Corporate and sovereign offerings of both conventional and Islamic bonds are expected to maintain their momentum in Sharjah after a strong showing last year.
In late February Bank of Sharjah released its initial guidance on a planned five-year, unsecured international bond yielding 250 basis points (bps) over the mid-swap rate, according to a document issued by the lead banks participating in the operation.
The total amount issued could reach $500m – the same as the lender’s first offering in 2015 – with the board having secured earlier shareholder approval to issue bonds worth up to $1.5bn for general corporate purposes.
Bucking the trend
In addition to conventional bonds, Sharjah witnessed the issuance of two sukuk (Islamic bonds) last year totalling $1bn, a new milestone for the emirate.
The first was offered by the government in January in the form of a $500m, five-year sukuk priced at a spread of 250 bps over mid-swaps. The second, offered by Sharjah Islamic Bank, the emirate’s largest lender by assets, raised another $500m and was oversubscribed by more than three times.
The issuances came amid a regional and international slowdown in the sukuk market, which shrank from a peak of $137.6bn in 2012 to $60.7bn in 2015, according to latest figures from the International Islamic Financial Market .
Against a backdrop of widening budget deficits related to lower energy prices, most GCC nations have opted for conventional bonds – including Saudi Arabia’s record-breaking $17.5bn international bond in October, the largest ever by an emerging market – due to the greater complexity, cost and maturity associated with sukuk issuances.
Sharjah’s sovereign sukuk was an attempt to help narrow the deficit, which is widening due to increased government spending, with the emirate’s 2017 budget raising total public spending by 3% compared to 2016, combined with delays in the implementation of revenue-raising measures, such as land sales.
As a result, in late January ratings agency Standard & Poor’s (S&P) downgraded the emirate’s long- and short-term foreign and local currency sovereign credit ratings from “A” and “A1” to “BBB+” and “A2”, respectively, following a premonitory change in outlook from stable to negative last August.
Among the main reasons for the downgrade was a rapid increase in Sharjah’s debt as a percentage of GDP and lower-than-anticipated fiscal consolidation.
Although acknowledging that the emirate maintains a relatively moderate debt-to-GDP ratio, the agency cited concerns with the speed of its rise, saying that gross government debt is expected to average 18.9% of GDP in the 2017-20 period, up from a 13.4% average over the past three years.
Furthermore, with more than 60% of outstanding debt held by non-residents and over half denominated in foreign currencies, the government’s external vulnerabilities are more pronounced.
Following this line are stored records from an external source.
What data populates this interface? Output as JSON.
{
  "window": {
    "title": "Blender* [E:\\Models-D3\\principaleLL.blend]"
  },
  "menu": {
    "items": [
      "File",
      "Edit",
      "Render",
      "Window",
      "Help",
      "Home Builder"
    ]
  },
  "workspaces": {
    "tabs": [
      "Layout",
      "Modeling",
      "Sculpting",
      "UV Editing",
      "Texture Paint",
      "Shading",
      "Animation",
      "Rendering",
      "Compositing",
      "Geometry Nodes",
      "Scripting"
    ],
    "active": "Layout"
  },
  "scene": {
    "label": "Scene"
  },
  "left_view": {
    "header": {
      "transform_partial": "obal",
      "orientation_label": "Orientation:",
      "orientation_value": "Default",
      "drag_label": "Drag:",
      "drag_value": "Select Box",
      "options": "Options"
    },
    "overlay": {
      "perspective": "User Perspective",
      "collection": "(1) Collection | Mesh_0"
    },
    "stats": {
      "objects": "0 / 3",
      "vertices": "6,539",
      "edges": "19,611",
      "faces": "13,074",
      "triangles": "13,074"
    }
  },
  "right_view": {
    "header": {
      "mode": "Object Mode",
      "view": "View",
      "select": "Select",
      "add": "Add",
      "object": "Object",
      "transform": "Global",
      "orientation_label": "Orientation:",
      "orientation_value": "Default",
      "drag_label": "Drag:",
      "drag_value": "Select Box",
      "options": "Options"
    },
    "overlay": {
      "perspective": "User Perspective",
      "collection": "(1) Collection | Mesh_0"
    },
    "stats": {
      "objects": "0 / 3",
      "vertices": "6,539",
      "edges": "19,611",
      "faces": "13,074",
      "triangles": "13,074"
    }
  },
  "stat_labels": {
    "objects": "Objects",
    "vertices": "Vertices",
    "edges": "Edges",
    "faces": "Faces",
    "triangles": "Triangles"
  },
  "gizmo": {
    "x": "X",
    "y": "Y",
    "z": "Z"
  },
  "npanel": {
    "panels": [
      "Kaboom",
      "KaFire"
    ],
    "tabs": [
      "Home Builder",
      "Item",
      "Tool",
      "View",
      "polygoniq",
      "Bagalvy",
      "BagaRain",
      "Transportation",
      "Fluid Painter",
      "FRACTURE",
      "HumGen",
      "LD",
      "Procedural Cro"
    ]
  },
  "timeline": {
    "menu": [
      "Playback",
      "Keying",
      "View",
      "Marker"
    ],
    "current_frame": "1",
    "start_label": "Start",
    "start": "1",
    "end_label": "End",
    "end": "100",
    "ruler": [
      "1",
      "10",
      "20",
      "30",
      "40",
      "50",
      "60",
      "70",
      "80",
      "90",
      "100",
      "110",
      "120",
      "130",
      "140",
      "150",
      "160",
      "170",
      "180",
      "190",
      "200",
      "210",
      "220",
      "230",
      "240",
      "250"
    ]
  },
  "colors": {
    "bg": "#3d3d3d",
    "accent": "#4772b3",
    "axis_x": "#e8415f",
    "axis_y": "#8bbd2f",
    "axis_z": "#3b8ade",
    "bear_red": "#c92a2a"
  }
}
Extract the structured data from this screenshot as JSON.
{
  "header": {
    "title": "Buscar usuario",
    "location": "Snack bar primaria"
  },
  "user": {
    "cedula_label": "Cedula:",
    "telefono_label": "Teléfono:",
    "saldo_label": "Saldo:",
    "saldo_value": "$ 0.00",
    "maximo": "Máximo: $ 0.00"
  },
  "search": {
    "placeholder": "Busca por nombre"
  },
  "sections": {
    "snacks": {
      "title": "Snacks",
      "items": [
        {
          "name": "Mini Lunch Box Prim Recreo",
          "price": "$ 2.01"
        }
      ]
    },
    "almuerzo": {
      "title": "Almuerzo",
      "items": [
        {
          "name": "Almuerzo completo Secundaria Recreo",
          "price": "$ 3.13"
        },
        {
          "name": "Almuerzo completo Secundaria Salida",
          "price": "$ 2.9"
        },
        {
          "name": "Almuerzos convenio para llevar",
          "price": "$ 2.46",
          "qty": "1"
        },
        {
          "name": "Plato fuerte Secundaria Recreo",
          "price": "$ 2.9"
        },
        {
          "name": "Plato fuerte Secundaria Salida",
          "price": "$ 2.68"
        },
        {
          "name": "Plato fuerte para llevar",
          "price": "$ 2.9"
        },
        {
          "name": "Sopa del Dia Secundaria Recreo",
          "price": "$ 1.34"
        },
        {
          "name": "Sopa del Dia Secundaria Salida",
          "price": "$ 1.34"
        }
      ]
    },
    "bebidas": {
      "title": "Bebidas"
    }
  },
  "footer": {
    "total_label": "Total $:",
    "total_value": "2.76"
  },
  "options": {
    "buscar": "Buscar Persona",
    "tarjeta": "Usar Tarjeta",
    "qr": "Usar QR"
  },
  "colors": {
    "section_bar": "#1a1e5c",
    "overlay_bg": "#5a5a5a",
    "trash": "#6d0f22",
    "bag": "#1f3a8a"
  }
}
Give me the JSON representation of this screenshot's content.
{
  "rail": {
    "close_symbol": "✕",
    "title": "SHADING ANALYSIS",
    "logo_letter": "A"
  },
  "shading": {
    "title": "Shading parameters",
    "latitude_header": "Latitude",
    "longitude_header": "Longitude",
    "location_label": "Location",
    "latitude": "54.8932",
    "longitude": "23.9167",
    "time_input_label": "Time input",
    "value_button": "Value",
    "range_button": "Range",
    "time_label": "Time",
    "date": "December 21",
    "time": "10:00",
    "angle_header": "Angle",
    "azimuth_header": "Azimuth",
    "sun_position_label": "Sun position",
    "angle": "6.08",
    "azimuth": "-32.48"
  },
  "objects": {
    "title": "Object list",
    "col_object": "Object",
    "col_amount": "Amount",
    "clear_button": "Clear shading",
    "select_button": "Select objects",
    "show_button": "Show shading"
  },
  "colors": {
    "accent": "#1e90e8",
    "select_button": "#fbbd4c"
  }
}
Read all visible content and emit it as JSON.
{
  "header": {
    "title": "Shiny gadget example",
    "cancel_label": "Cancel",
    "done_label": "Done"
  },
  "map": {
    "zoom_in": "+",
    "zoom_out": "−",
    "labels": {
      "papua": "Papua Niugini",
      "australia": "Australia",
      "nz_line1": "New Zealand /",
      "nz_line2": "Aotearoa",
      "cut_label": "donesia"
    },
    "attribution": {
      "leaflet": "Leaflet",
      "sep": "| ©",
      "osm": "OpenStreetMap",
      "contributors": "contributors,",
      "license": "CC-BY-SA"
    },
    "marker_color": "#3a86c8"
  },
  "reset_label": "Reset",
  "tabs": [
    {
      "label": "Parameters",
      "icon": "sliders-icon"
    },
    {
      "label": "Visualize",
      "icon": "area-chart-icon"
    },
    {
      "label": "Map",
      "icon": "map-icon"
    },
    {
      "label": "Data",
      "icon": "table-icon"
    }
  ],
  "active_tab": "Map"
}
According to the figures released by S&P, the fiscal deficit was about 2.1% of GDP last year and interest payments are projected to stay above 5% of revenue through 2020, leading the firm to predict Sharjah will tap international bond markets again to cover those deficits.
However, continued interest rate hikes by the US Federal Reserve, added to the credit downgrade, could put upward pressure on Sharjah’s external funding costs.
Sharjah is not the only player ramping up its bond issuance activity; regional corporates and sovereigns alike have been looking to international bonds to raise capital.
Bahrain-based Gulf International Bank was the first regional lender to raise debt internationally this year with a $500m bond sale in January set to mature in 2022. This was followed by a $1bn sukuk from Dubai Islamic Bank and a $500m conventional bond issue by Ahli Bank Qatar.
In the sovereign sphere, Kuwait tapped international debt markets for the first time in March, raising $8bn in an oversubscribed bond sale. Meanwhile, Saudi Arabia is planning the sale of domestic sukuk to help invigorate its local Islamic financial market, which would complement further issuances of international bonds.
According to Mohammad Al Tuwaijri, secretary-general of the Finance Committee at the Saudi Royal Court, the Gulf’s leading oil exporter is expected to raise between $10bn and $15bn from international bond markets in 2017. As part of this, state-operated oil company Saudi Aramco is gearing up to launch its first public bond sale valued at roughly $2bn in the near future.